4-tert-Butoxystyrene
[CAS# 95418-58-9]

Identification

• Classification: Organic raw materials >> Aryl compounds
• Name: 4-tert-Butoxystyrene
• Synonyms: 1-(Tert-butoxy)-4-ethenylbenzene
• Molecular Formula: C₁₂H₁₆O
• Molecular Weight: 176.26
• CAS Registry Number: 95418-58-9
• EC Number: 619-127-3
• SMILES: CC(C)(C)OC1=CC=C(C=C1)C=C

Properties

• Density: 0.9±0.1 g/cm³, Calc.^*, 0.936 g/mL (Expl.)
• Melting point: -38 ºC (Expl.)
• Index of Refraction: 1.523, Calc.^*, 1.524 (Expl.)
• Boiling Point: 256.8±9.0 ºC (760 mmHg), Calc.^*, 356.4-358.1 ºC (Expl.)
• Flash Point: 97.1±8.0 ºC, Calc.^*, 97 ºC (Expl.)

^* Calculated using Advanced Chemistry Development (ACD/Labs) Software.

Safety Data

• Hazard Symbols: GHS07 Warning
• Hazard Statements: H315-H319-H335
• Precautionary Statements: P261-P305+P351+P338

Hazard Classification

Hazard	Class	Category Code	Hazard Statement
Skin irritation	Skin Irrit.	2	H315
Eye irritation	Eye Irrit.	2	H319
Specific target organ toxicity - single exposure	STOT SE	3	H335
Chronic hazardous to the aquatic environment	Aquatic Chronic	2	H411
Skin sensitization	Skin Sens.	1	H317

Discovory and Applicatios

4-tert-Butoxystyrene is an organic compound that is primarily used as a monomer in the production of polymers and copolymers. It is a derivative of styrene, where the hydrogen atom at the para-position of the benzene ring is replaced by a tert-butoxy group (–OC4H9). The tert-butoxy group provides steric hindrance, which can influence the reactivity and properties of the compound, particularly in polymerization reactions.

The discovery of 4-tert-butoxystyrene can be traced to the broader investigation of substituted styrenes, which have been studied for their ability to undergo polymerization reactions. Substituted styrenes, including 4-tert-butoxystyrene, have attracted attention due to their ability to yield polymers with unique properties compared to unmodified styrene. The tert-butoxy group is particularly useful in controlling the polymerization process and in modifying the solubility, mechanical properties, and thermal stability of the resulting polymers.

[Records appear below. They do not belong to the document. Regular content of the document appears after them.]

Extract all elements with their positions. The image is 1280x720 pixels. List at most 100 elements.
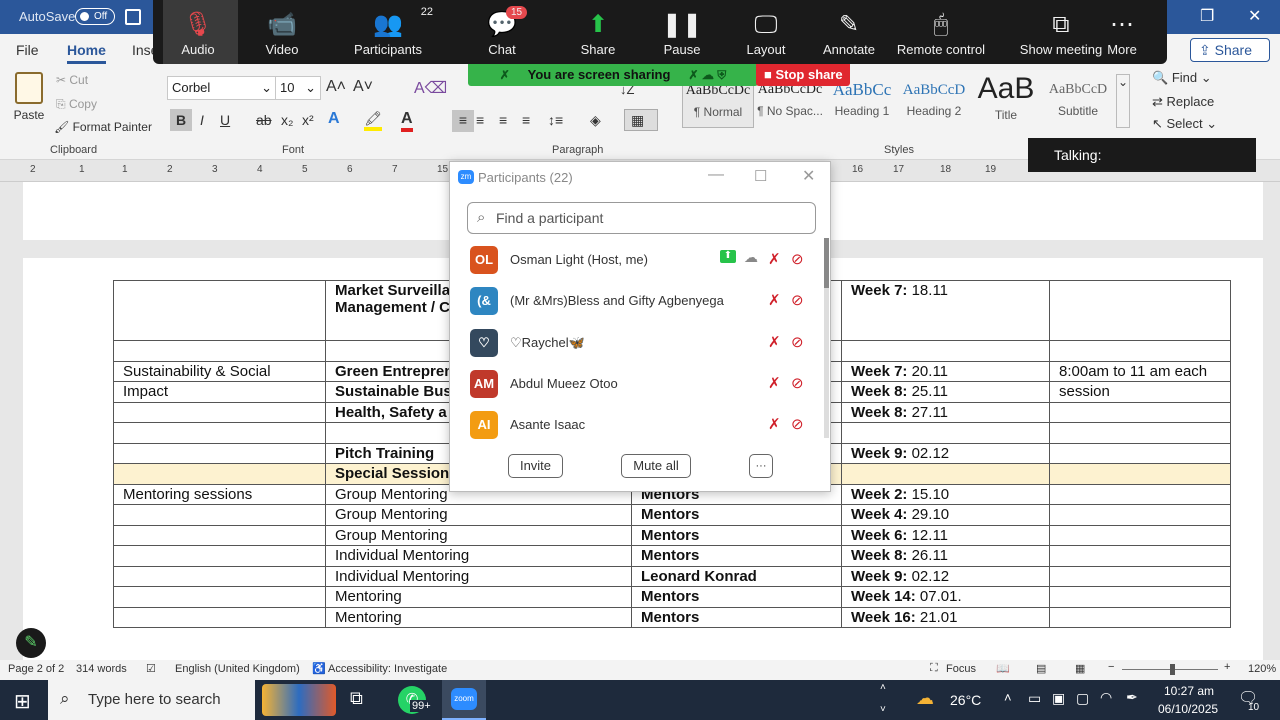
participant-row[interactable]: AM Abdul Mueez Otoo ✗ ⊘ xyxy=(450,362,820,403)
facilitator-cell[interactable]: Mentors xyxy=(631,545,842,567)
line-spacing-icon[interactable]: ↕≡ xyxy=(548,112,563,128)
page-count[interactable]: Page 2 of 2 xyxy=(8,663,64,675)
italic-icon[interactable]: I xyxy=(200,112,204,128)
toolbar-video-button[interactable]: 📹 Video xyxy=(242,8,322,57)
clock-date[interactable]: 06/10/2025 xyxy=(1158,702,1218,716)
time-cell[interactable]: 8:00am to 11 am each xyxy=(1049,360,1231,382)
copy-button[interactable]: ⎘ Copy xyxy=(56,97,97,112)
mic-off-icon[interactable]: ✗ xyxy=(768,250,781,268)
session-cell[interactable]: Individual Mentoring xyxy=(325,545,632,567)
date-cell[interactable]: Week 8: 26.11 xyxy=(841,545,1050,567)
align-left-icon[interactable]: ≡ xyxy=(452,110,474,132)
mute-all-button[interactable]: Mute all xyxy=(621,454,691,478)
taskbar-search[interactable]: ⌕ Type here to search xyxy=(48,680,255,720)
autosave-toggle[interactable]: Off xyxy=(75,8,115,25)
time-cell[interactable] xyxy=(1049,586,1231,608)
session-cell[interactable]: Individual Mentoring xyxy=(325,565,632,587)
category-cell[interactable] xyxy=(113,545,326,567)
date-cell[interactable]: Week 2: 15.10 xyxy=(841,483,1050,505)
participants-header[interactable]: zm Participants (22) — ☐ ✕ xyxy=(450,162,830,192)
word-count[interactable]: 314 words xyxy=(76,663,127,675)
clock-time[interactable]: 10:27 am xyxy=(1164,684,1214,698)
mic-off-icon[interactable]: ✗ xyxy=(768,333,781,351)
category-cell[interactable] xyxy=(113,606,326,628)
align-center-icon[interactable]: ≡ xyxy=(476,112,484,128)
display-icon[interactable]: ▢ xyxy=(1076,690,1089,707)
category-cell[interactable] xyxy=(113,586,326,608)
invite-button[interactable]: Invite xyxy=(508,454,563,478)
toolbar-participants-button[interactable]: 👥 Participants 22 xyxy=(343,6,433,57)
time-cell[interactable] xyxy=(1049,280,1231,341)
minimize-icon[interactable]: — xyxy=(708,166,724,184)
align-right-icon[interactable]: ≡ xyxy=(499,112,507,128)
participant-search-input[interactable]: ⌕ Find a participant xyxy=(467,202,816,234)
time-cell[interactable] xyxy=(1049,545,1231,567)
close-icon[interactable]: ✕ xyxy=(1248,6,1261,26)
time-cell[interactable] xyxy=(1049,422,1231,444)
mic-off-icon[interactable]: ✗ xyxy=(768,291,781,309)
chevron-up-icon[interactable]: ˄ xyxy=(880,682,886,693)
subscript-icon[interactable]: x₂ xyxy=(281,112,293,128)
toolbar-audio-button[interactable]: 🎙 Audio xyxy=(163,8,233,57)
date-cell[interactable]: Week 9: 02.12 xyxy=(841,565,1050,587)
participants-panel[interactable]: zm Participants (22) — ☐ ✕ ⌕ Find a part… xyxy=(449,161,831,492)
date-cell[interactable]: Week 9: 02.12 xyxy=(841,442,1050,464)
category-cell[interactable] xyxy=(113,422,326,444)
save-icon[interactable] xyxy=(125,9,141,25)
read-mode-icon[interactable]: 📖 xyxy=(996,662,1010,675)
proofing-icon[interactable]: ☑ xyxy=(146,662,156,675)
cut-button[interactable]: ✂ Cut xyxy=(56,73,88,87)
time-cell[interactable] xyxy=(1049,442,1231,464)
font-name-select[interactable]: Corbel ⌄ xyxy=(167,76,277,100)
styles-scroll-icon[interactable]: ⌄ xyxy=(1116,74,1130,128)
zoom-slider-thumb[interactable] xyxy=(1170,664,1175,675)
zoom-out-icon[interactable]: − xyxy=(1108,661,1114,673)
chevron-down-icon[interactable]: ˅ xyxy=(880,704,886,715)
print-layout-icon[interactable]: ▤ xyxy=(1036,662,1046,675)
date-cell[interactable]: Week 14: 07.01. xyxy=(841,586,1050,608)
toolbar-layout-button[interactable]: 🖵 Layout xyxy=(731,8,801,57)
underline-icon[interactable]: U xyxy=(220,112,230,128)
category-cell[interactable] xyxy=(113,463,326,485)
weather-temp[interactable]: 26°C xyxy=(950,692,981,708)
category-cell[interactable]: Sustainability & Social xyxy=(113,360,326,382)
category-cell[interactable] xyxy=(113,401,326,423)
video-off-icon[interactable]: ⊘ xyxy=(791,415,804,433)
time-cell[interactable] xyxy=(1049,463,1231,485)
weather-icon[interactable]: ☁ xyxy=(916,688,934,709)
format-painter-button[interactable]: 🖌 Format Painter xyxy=(54,120,152,134)
shrink-font-icon[interactable]: A˅ xyxy=(353,78,373,96)
participants-scrollbar[interactable] xyxy=(824,238,829,438)
style-subtitle[interactable]: AaBbCcD Subtitle xyxy=(1042,72,1114,128)
task-view-icon[interactable]: ⧉ xyxy=(350,688,363,709)
date-cell[interactable]: Week 7: 18.11 xyxy=(841,280,1050,341)
category-cell[interactable]: Mentoring sessions xyxy=(113,483,326,505)
category-cell[interactable] xyxy=(113,280,326,341)
participant-row[interactable]: ♡ ♡Raychel🦋 ✗ ⊘ xyxy=(450,321,820,362)
date-cell[interactable]: Week 8: 27.11 xyxy=(841,401,1050,423)
replace-button[interactable]: ⇄ Replace xyxy=(1152,94,1214,110)
time-cell[interactable] xyxy=(1049,565,1231,587)
paste-button[interactable]: Paste xyxy=(12,72,46,122)
battery-icon[interactable]: ▭ xyxy=(1028,690,1041,707)
time-cell[interactable] xyxy=(1049,483,1231,505)
participant-row[interactable]: (& (Mr &Mrs)Bless and Gifty Agbenyega ✗ ⊘ xyxy=(450,279,820,320)
zoom-in-icon[interactable]: + xyxy=(1224,661,1230,673)
font-size-select[interactable]: 10 ⌄ xyxy=(275,76,321,100)
category-cell[interactable] xyxy=(113,565,326,587)
video-off-icon[interactable]: ⊘ xyxy=(791,333,804,351)
web-layout-icon[interactable]: ▦ xyxy=(1075,662,1085,675)
date-cell[interactable]: Week 7: 20.11 xyxy=(841,360,1050,382)
find-button[interactable]: 🔍 Find ⌄ xyxy=(1152,70,1212,86)
video-off-icon[interactable]: ⊘ xyxy=(791,374,804,392)
tray-expand-icon[interactable]: ˄ xyxy=(1004,690,1012,705)
style-title[interactable]: AaB Title xyxy=(970,72,1042,128)
font-color-icon[interactable]: A xyxy=(401,110,413,132)
date-cell[interactable]: Week 16: 21.01 xyxy=(841,606,1050,628)
time-cell[interactable] xyxy=(1049,401,1231,423)
tab-file[interactable]: File xyxy=(16,42,39,58)
shading-icon[interactable]: ◈ xyxy=(590,112,601,129)
mic-off-icon[interactable]: ✗ xyxy=(768,374,781,392)
time-cell[interactable]: session xyxy=(1049,381,1231,403)
date-cell[interactable]: Week 6: 12.11 xyxy=(841,524,1050,546)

4-tert-Butoxystyrene is commonly synthesized by the electrophilic aromatic substitution of styrene with tert-butyl alcohol in the presence of an acid catalyst, such as sulfuric acid. The reaction selectively introduces the tert-butoxy group at the para-position of the styrene ring. This synthesis route has been extensively studied and is well-established in organic chemistry. In addition, the use of tert-butyl peroxides as initiators in polymerization reactions is a typical method for producing polymers from 4-tert-butoxystyrene.

One of the main applications of 4-tert-butoxystyrene is in the production of high-performance polymers. The presence of the bulky tert-butoxy group can impart desirable properties to the polymer, such as increased thermal stability, enhanced solubility in nonpolar solvents, and improved mechanical strength. Polymers made from 4-tert-butoxystyrene are often used in coatings, adhesives, and composite materials. These materials are useful in industries ranging from automotive to electronics, where high-performance materials with tailored properties are required.

Another important application of 4-tert-butoxystyrene is in the synthesis of functional copolymers. By copolymerizing 4-tert-butoxystyrene with other monomers, such as styrene, methyl methacrylate, or acrylonitrile, it is possible to create copolymers with varying degrees of polarity, flexibility, and rigidity. These copolymers can be designed for specific applications, including in biomedical devices, packaging materials, and as advanced engineering plastics.

Furthermore, 4-tert-butoxystyrene is also of interest in research applications, particularly in the fields of material science and polymer chemistry. The steric effects of the tert-butoxy group on polymerization kinetics and the structure of the resulting polymer chains have been subjects of study in academic research. These studies help scientists understand the relationship between monomer structure and polymer properties, aiding in the design of new materials for various applications.

In summary, 4-tert-butoxystyrene is an important chemical used primarily in the production of specialized polymers and copolymers. Its discovery and development have contributed to the broader field of polymer chemistry, providing a means to tailor the properties of materials for specific industrial and research purposes. The compound's role in enhancing polymer stability and performance continues to be a valuable tool in both applied and academic settings.